Santa cerveja
Desde priscas eras, monges de diversos mosteiros tchecos se dedicavam a produzir cerveja. Várias delas sobreviveram aos dias de hoje.
Por: Luiz Fernando Destro
Publicado: Dezembro 04, 2020
A vida de um monge, morador de um mosteiro, devia ser algo enfadonha. Sem as distrações de uma esposa e filhos, sobraria muito tempo para outras atividades. Em mosteiros mais meridionais, os monges se dedicavam a produção de vinho. Mas, com o clima mais temperado da República Tcheca, essa não era a melhor opção. O ofício de tantos monges era, na verdade, ela – a cerveja.
Era uma relação ganha-ganha. Os monges ocupavam seu tempo, enobreciam-se com o trabalho diligente e, como consequência, dispunham de uma deliciosa bebida, que a miúde era vendida e gerava uma renda para o monastério.
Entre os clientes das santas cervejas estavam os comerciantes da cidade, viajantes eventuais, mas também reis, nobres e, alguns séculos depois, intelectuais como o escritor e poeta Jan Neruda.
Há, na história, relatos de tretas entre os produtores locais e os monastérios, com os primeiros pedindo restrições ao produto dos segundos. Aparentemente, a cerveja dos monges era melhor, ou mais barata, já que a mão de obra era gratuita...
Com o declínio do poder religioso, e por consequência dos monastérios, a produção da cerveja ficou ameaçada e, em muitos locais, de fato sumiu. Mas na República Tcheca, seja por vocação nacional, seja por pura sorte, alguns rótulos permaneceram.

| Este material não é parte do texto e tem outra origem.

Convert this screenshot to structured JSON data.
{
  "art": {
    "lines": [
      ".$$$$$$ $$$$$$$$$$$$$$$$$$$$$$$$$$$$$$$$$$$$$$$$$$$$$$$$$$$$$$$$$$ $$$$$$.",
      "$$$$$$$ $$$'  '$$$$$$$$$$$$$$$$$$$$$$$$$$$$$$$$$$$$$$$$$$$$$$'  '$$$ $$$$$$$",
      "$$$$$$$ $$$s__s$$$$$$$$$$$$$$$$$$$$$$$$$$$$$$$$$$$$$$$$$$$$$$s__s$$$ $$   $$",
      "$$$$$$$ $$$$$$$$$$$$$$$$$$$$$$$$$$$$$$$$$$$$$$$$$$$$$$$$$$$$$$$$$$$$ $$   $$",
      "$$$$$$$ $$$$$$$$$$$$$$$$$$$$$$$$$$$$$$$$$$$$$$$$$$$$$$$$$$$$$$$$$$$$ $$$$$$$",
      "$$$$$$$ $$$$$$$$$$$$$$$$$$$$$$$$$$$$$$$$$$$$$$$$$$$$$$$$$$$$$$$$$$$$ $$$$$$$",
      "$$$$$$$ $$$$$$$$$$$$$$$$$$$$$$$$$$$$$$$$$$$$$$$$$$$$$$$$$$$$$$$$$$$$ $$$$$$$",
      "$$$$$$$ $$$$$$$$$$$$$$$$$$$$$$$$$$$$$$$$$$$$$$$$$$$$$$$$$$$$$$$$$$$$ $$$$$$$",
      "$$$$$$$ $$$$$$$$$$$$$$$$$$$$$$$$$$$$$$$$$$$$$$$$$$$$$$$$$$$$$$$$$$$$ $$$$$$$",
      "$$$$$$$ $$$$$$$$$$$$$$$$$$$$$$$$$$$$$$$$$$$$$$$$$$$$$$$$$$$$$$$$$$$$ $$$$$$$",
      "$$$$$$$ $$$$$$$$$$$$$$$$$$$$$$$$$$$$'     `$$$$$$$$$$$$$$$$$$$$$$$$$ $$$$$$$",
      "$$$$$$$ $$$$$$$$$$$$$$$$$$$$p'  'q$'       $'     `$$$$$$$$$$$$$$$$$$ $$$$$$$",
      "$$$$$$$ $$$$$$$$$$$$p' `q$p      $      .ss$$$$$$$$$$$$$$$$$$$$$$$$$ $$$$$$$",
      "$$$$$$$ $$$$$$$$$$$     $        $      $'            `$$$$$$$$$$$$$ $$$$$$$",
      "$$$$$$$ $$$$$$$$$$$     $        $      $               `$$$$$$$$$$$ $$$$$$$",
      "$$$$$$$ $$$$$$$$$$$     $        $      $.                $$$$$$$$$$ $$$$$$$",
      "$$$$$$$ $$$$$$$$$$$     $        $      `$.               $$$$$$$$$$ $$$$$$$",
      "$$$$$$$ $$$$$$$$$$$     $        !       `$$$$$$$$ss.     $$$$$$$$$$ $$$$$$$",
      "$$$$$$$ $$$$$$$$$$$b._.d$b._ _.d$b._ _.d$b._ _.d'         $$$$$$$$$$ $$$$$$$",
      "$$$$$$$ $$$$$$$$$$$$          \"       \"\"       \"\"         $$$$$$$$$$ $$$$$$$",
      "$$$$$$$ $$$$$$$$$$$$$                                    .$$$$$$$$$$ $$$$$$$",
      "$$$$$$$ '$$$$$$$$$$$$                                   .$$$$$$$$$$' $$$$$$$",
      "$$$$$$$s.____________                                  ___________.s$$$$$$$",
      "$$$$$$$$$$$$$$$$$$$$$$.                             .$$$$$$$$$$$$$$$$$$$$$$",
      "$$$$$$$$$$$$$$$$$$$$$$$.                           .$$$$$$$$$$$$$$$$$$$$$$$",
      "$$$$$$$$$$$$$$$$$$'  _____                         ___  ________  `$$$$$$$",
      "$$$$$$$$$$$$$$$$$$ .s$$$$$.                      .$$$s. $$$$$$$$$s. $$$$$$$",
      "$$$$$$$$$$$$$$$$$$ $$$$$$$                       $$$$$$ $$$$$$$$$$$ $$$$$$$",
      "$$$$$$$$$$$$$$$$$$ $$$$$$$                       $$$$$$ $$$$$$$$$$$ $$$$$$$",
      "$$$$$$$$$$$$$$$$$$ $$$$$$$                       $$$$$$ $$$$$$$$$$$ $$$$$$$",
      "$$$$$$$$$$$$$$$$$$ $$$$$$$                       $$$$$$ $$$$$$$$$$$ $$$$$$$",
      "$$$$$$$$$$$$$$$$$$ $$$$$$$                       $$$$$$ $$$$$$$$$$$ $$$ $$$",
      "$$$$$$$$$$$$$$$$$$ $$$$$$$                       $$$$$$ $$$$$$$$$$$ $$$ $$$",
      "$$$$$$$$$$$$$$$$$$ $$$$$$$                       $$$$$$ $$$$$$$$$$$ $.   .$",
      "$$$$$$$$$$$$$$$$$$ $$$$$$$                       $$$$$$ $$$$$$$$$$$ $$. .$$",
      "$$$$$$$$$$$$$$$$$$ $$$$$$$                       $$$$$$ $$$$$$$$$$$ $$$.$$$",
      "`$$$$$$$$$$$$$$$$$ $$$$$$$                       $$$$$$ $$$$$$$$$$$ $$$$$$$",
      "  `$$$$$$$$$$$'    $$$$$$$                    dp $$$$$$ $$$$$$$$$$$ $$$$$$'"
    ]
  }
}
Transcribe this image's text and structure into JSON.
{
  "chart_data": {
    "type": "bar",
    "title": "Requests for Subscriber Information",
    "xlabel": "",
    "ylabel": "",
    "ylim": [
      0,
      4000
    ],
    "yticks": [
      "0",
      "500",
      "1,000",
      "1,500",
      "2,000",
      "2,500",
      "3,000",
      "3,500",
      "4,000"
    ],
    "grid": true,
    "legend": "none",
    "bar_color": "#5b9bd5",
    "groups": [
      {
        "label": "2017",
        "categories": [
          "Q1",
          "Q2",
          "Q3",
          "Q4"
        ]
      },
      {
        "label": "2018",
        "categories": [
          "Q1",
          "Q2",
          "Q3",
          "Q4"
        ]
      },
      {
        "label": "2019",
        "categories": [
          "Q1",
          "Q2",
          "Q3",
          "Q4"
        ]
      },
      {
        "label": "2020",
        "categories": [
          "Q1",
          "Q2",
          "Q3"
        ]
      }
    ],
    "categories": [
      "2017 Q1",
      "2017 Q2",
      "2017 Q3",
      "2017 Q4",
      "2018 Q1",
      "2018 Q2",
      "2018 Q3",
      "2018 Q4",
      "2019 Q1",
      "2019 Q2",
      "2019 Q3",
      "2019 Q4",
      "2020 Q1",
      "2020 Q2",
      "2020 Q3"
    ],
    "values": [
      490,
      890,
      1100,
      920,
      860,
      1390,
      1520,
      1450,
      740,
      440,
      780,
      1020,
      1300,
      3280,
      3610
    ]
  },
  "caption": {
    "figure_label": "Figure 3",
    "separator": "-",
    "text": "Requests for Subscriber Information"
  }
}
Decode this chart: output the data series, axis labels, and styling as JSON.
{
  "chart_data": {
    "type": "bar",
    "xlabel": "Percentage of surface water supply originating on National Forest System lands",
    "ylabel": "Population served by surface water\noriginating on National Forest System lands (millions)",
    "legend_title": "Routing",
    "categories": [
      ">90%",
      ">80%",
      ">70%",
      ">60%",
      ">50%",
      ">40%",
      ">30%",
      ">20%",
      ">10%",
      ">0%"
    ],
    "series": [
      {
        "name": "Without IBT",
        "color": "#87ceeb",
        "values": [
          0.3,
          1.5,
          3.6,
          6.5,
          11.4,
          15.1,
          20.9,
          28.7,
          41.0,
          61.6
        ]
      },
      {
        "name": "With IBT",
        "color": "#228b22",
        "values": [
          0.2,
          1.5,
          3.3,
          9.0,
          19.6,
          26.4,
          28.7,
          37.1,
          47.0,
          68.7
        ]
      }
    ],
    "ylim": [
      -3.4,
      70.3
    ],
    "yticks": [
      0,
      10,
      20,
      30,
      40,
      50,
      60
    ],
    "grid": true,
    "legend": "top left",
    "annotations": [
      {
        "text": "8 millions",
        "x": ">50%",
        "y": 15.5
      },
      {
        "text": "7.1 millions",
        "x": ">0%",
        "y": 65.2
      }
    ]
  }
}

E estão disponíveis até hoje!
É o caso, por exemplo da Svatý Tomaš, a cerveja de São Tomás, produzida por séculos no mosteiro agostiniano de Malá Strana. Uma lager escura que era vendida ao rei da Boêmia, e mais tarde foi motivo de encontros de intelectuais do bairro, Neruda incluído. O mosteiro quase desapareceu, mas foi salvo por uma revitalização que transformou a maior parte do monastério em um hotel cinco estrelas, o The Augustine. A produção da cerveja de São Tomás foi realocada, mas a venda é exclusivamente feita no bar e restaurante do hotel.
Outro antigo mosteiro que mantém sua cerveja é o de Břevnov que, por sinal, é o mais antigo de Praga – data do século 10, e desde esta época com a cervejaria a reboque. Ali, além de visitar as dependências do mosteiro, que é uma atração por si só, e muito pouco muvucada, dá também para se refrescar na cervejaria do mosteiro, escolhendo uma das muitas opções da Cerveja Bendita (o monastério é beneditino, daí o nome).
E, para fechar a tríade, outro mosteiro, outra cervejaria, outra(s) cerveja(s). Falo agora do monastério de Strahov, no bairro do castelo. Os monges de lá também produziam sua cerveja, que era dedicada a São Norberto. O mosteiro ainda existe, com sua bela igreja e a espetacular biblioteca, com duas salas – a teológica e a filosófica – ambas maravilhosas e merecedoras de uma visita. Sobre a cerveja de São Norberto, é oferecida no restaurante que fica no pátio do mosteiro, o Strahov Klasterní Pivovar - literalmente cervejaria do monastério de Strahov. E aqui a cerveja possui variações, indo da lager loira até a escura, com escala nos meios-tons.
Enfim, se sua viagem inclui no programa deliciar-se com cervejas tradicionais, considere as santas cervejas produzidas nos monastérios. Com perdão do trocadilho, o sabor é divino.